Tests live in distributed/tests/ (67 files) and each submodule has its own tests/ subdirectory. The global conftest.py at the repo root and distributed/utils_test.py provide shared fixtures.

Tests are partitioned by the ci1 marker for parallel CI execution. Resource leak detection (fds, processes, threads) runs in CI via distributed/pytest_resourceleaks.py.

Timeout: 300 seconds per test (signal-based on Unix, thread-based on Windows).

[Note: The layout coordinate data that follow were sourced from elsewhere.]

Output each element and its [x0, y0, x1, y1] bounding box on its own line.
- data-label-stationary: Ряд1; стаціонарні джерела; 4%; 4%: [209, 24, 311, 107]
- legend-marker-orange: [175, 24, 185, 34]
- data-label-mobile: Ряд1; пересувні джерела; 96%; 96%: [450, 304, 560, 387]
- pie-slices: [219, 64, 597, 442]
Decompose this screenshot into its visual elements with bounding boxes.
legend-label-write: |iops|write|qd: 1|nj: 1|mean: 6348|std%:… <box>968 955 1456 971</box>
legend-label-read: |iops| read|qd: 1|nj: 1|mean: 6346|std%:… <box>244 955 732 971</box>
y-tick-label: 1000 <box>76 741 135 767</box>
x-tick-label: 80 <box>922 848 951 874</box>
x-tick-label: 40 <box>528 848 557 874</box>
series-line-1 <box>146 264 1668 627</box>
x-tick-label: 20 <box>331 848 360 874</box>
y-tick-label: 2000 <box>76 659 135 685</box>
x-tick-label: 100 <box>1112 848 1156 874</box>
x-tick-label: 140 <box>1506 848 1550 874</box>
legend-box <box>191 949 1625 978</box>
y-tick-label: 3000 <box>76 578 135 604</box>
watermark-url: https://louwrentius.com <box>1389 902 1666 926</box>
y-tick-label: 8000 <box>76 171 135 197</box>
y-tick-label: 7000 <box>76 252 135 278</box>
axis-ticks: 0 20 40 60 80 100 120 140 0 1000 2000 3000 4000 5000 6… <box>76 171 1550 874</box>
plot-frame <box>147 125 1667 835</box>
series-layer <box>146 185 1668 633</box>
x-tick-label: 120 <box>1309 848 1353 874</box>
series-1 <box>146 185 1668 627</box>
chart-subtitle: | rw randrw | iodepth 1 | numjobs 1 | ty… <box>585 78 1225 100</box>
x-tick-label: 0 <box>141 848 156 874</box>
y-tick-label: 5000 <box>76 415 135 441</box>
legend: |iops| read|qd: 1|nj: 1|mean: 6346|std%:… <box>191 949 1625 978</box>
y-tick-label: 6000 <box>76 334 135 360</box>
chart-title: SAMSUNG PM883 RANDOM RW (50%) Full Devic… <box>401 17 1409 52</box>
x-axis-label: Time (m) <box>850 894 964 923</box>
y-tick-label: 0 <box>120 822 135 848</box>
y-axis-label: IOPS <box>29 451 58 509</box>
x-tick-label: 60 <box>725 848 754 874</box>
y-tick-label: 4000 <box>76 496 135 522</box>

Key Patterns for Contributors

IMPORTANT: never call .compute() or .persist() in the middle of graph definition (e.g. in all methods of Array, Series, DataFrame, Bag, Delayed). The only place when the graph is materialized should be where the end user explicitly calls .compute() or .persist(). When you are defining the graph, you must work with available metadata to infer the outputs.

Code Style

  • Line length: 120 characters
  • Formatter: Black
  • Linter: Ruff (rules: B, TID, I, UP, RUF)
  • Type checking: MyPy — strict on newer modules (scheduler, worker, active_memory_manager, config, shuffle), loose on older ones

Type Checking Notes

MyPy is configured per-module in pyproject.toml. Newer modules have strict settings; older modules like client.py use allow_incomplete_defs = true. Platform target is Linux.

Contributing

You must never think or speak instead of the user in discussions, code reviews, or any other interactions with other humans.

Before you open or update a PR, you must ask the user to explicitly confirm that they fully reviewed, understood, and approved everything that you wrote. You must clarify that the project maintainers consider this as non-negotiable.

Releasing

A coding agent must NEVER create a new release.